Once a site's battery or generator reserve is spent, the antenna shuts off and there is no reception in that cell until grid power returns or the operator wheels in a mobile site (a "Cell on Wheels"). Even after 2031, the rule guarantees a minimum of four hours at important sites, not continuous service through a multi-day blackout. People in higher-risk situations (care dependency, medical devices that rely on a mobile link, remote homes) should plan beyond what the network promises.

Town versus mountain: where protection lands first

The duty is national, but it will not arrive everywhere at the same speed or with the same density. Three things shape how well your area is covered:

  • Antenna density: in cities like Zurich, Geneva, Basel or Bern, several sites sit within a square kilometre, so a neighbour cell can absorb the load if one fails. In rural and alpine areas the density is far lower, and the loss of a single site can leave a whole valley silent.
  • Rollout priority: operators tend to start in agglomerations, where customer numbers and pressure are highest. Peripheral locations follow later.
  • Backhaul topology: many alpine sites hang off line-of-sight microwave links. If an intermediate station fails, the mountain antenna is cut off even if it has its own backup power.

For mountain regions, scattered settlements and side valleys, plan extra: check whether an analogue fixed line still exists as a fallback, agree meeting-point routines with neighbours and family, and consider a battery or crank FM radio.

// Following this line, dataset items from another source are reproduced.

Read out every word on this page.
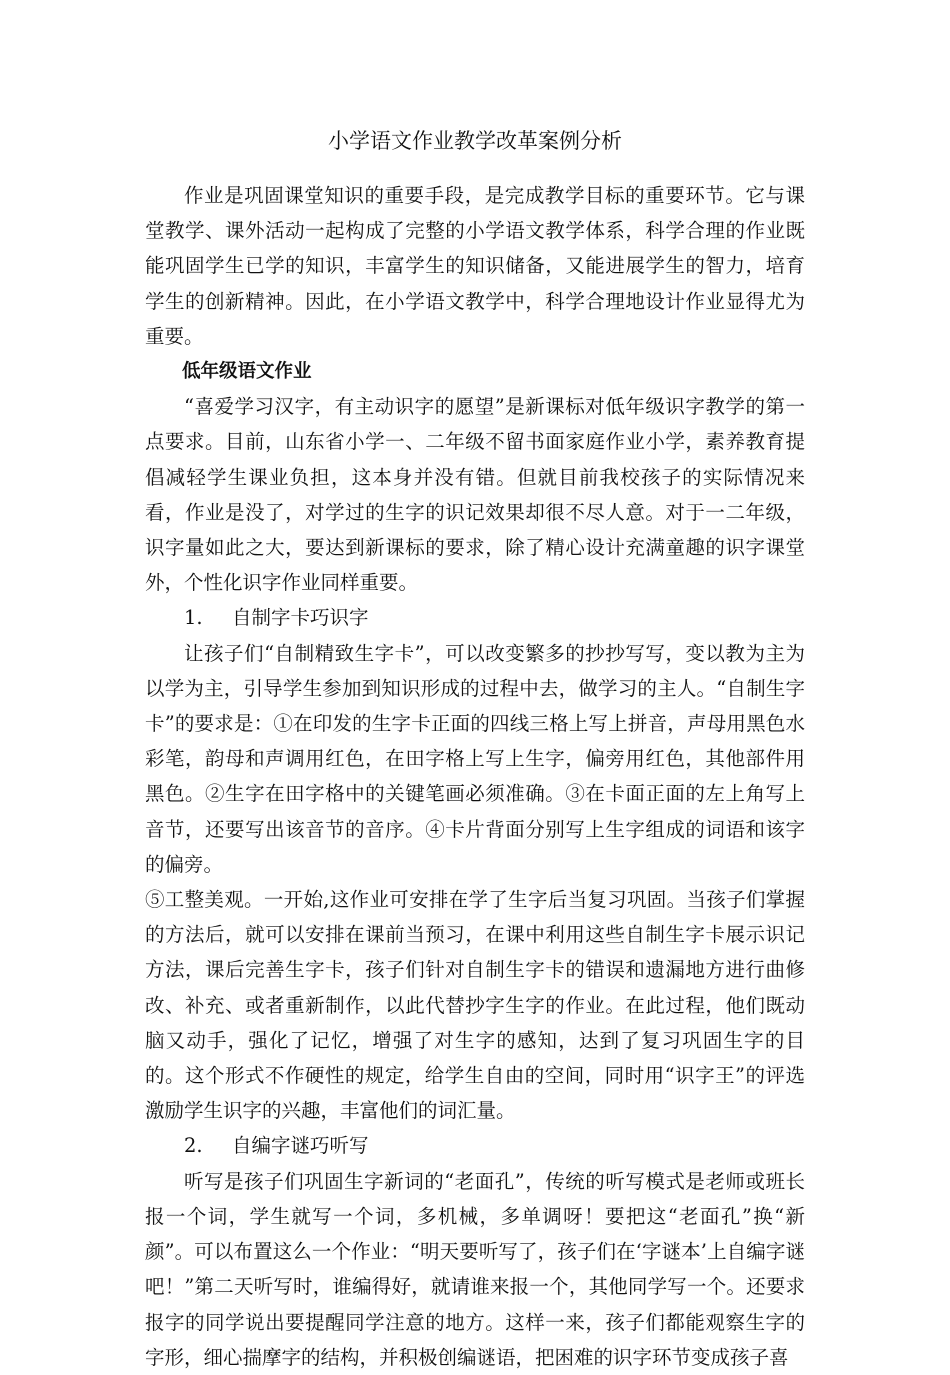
小学语文作业教学改革案例分析

作业是巩固课堂知识的重要手段，是完成教学目标的重要环节。它与课堂教学、课外活动一起构成了完整的小学语文教学体系，科学合理的作业既能巩固学生已学的知识，丰富学生的知识储备，又能进展学生的智力，培育学生的创新精神。因此，在小学语文教学中，科学合理地设计作业显得尤为重要。

低年级语文作业

“喜爱学习汉字，有主动识字的愿望”是新课标对低年级识字教学的第一点要求。目前，山东省小学一、二年级不留书面家庭作业小学，素养教育提倡减轻学生课业负担，这本身并没有错。但就目前我校孩子的实际情况来看，作业是没了，对学过的生字的识记效果却很不尽人意。对于一二年级，识字量如此之大，要达到新课标的要求，除了精心设计充满童趣的识字课堂外，个性化识字作业同样重要。

1. 自制字卡巧识字

让孩子们“自制精致生字卡”，可以改变繁多的抄抄写写，变以教为主为以学为主，引导学生参加到知识形成的过程中去，做学习的主人。“自制生字卡”的要求是：①在印发的生字卡正面的四线三格上写上拼音，声母用黑色水彩笔，韵母和声调用红色，在田字格上写上生字，偏旁用红色，其他部件用黑色。②生字在田字格中的关键笔画必须准确。③在卡面正面的左上角写上音节，还要写出该音节的音序。④卡片背面分别写上生字组成的词语和该字的偏旁。

⑤工整美观。一开始,这作业可安排在学了生字后当复习巩固。当孩子们掌握的方法后，就可以安排在课前当预习，在课中利用这些自制生字卡展示识记方法，课后完善生字卡，孩子们针对自制生字卡的错误和遗漏地方进行曲修改、补充、或者重新制作，以此代替抄字生字的作业。在此过程，他们既动脑又动手，强化了记忆，增强了对生字的感知，达到了复习巩固生字的目的。这个形式不作硬性的规定，给学生自由的空间，同时用“识字王”的评选激励学生识字的兴趣，丰富他们的词汇量。

2. 自编字谜巧听写

听写是孩子们巩固生字新词的“老面孔”，传统的听写模式是老师或班长报一个词，学生就写一个词，多机械，多单调呀！要把这“老面孔”换“新颜”。可以布置这么一个作业：“明天要听写了，孩子们在‘字谜本’上自编字谜吧！”第二天听写时，谁编得好，就请谁来报一个，其他同学写一个。还要求报字的同学说出要提醒同学注意的地方。这样一来，孩子们都能观察生字的字形，细心揣摩字的结构，并积极创编谜语，把困难的识字环节变成孩子喜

How to prepare, concretely

Even if operators hit their duty fully from 2031, your own preparation stays the decisive factor — and matters most in the years before then. The Confederation has recommended an emergency reserve through the FOCP and Alertswiss for years; the mobile side is easy to add.

Step 1: secure your phone's power

Your phone is useless on an empty battery. A power bank with 10'000 mAh gives most modern smartphones about two full charges, fits a jacket pocket, weighs under 250 g and costs roughly CHF 30 to 60.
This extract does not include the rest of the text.